Driving under the Influence offers three wry, witty and wise tales whose verbal sparkle illuminates but never disguises the jolting, bruising realities of modern life.
The title novella centers on man-crazy Natalie, a PR whiz, and her former grad school roommate Joey, an economist with no illusions. In league with them are Juliet the landscape designer, Nan the housewife cum volunteer and Dana the radio journalist. Five women couldn’t be more different, but these Fifty/Sixty Somethings have a morale-boosting credo: friends support friends. And support is very much needed as crises come and go: seductive gurus, pushy kids, spousal abuse, sexuality surprises, widowhood, coronaries, sexism, auto accidents, ageism and ageless self-doubt, to say nothing of the need for reassurance after hope-crushing experiences like this encounter between Joey and the only interesting man she’s met in years :
“The bare shoulders do get kissed, and those tiny silk straps are soooo in the way. Somehow we reach his bedroom, where the clothes come off. Oh! Oh! Oh! I’m with a man who knows how to make love, which turns me into a gloriously amorous creature. Oh yes, I think! Oh yes! Yes! This was worth waiting for. But there’s waiting and waiting. Eventually I am getting impatient, frustrated, annoyed, because he is not ready, not ready, not ready, and I am.”
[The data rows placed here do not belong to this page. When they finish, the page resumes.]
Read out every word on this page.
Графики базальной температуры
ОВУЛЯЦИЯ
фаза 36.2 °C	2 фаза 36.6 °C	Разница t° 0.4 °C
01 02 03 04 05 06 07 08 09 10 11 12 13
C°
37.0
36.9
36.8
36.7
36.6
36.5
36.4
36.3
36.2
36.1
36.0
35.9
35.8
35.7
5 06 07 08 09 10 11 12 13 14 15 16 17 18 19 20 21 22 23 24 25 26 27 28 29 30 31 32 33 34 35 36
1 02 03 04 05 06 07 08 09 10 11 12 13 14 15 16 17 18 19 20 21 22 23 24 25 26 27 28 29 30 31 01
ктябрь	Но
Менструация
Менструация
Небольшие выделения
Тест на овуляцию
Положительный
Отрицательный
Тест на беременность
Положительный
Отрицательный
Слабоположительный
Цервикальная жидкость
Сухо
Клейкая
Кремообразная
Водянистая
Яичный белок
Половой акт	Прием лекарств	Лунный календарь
“Dangling Woman” introduces Penelope Strong whose life is in suspense while José Suarez, the District Attorney, prepares to charge her for the murder of her husband. Penelope’s case isn’t helped by a daughter who’s out to punish her or by José’s melange of motives. He’s running for Congress. Will a show trial help José trump an opponent who threatens to split the Hispanic vote, or will a Suarez family secret destroy him first? This is a story of jealousy, ambition, intertwined families and hard-fought politics in the small world of Northern New Mexico, and the endgame begins with a freak accident on a ski lift:
“Penelope has known District Attorney “José-call-me-Joe” Suarez for years and years. Of course, she’ll tell his detectives what happened to Harris and exactly how. They’ll believe her. They’ll be sympathetic.
“Neither is the case. What the guys are conducting is the classic grilling. She’s bereft. She’s dazed. She’s numb. A hapless bug is being poked and prodded by sadistic boys. She watches, fascinated, only gradually realizing that she’s the bug.
“In her real life, the life that’s been interrupted by this improbable accident, Penelope is an attorney. She knows the law. She calls the shots. Not now, though. José’s boys aren’t suffering from a comic overdose of tough guy crime scenarios, as she’d initially assumed. They are doing precisely what Suarez wants them to do.
“Oh my god! she thinks. Her spine straightens. Her eyes work the room. She’s herself again and very scared. Not only do I need a lawyer, she realizes, I need a lawyer with experience in murder cases. She asserts her right to representation…..”
The short story “Senior Moments” suggests that popular culture is way off base when it comes to memory lapses among the not so young. It reframes the notoriously distressing “senior moment” in a positive, even joyous way. This liberating inspiration comes to the narrator when she’s asked to care for a six year old grandson while her daughter-in-law attends a conference in a distant city.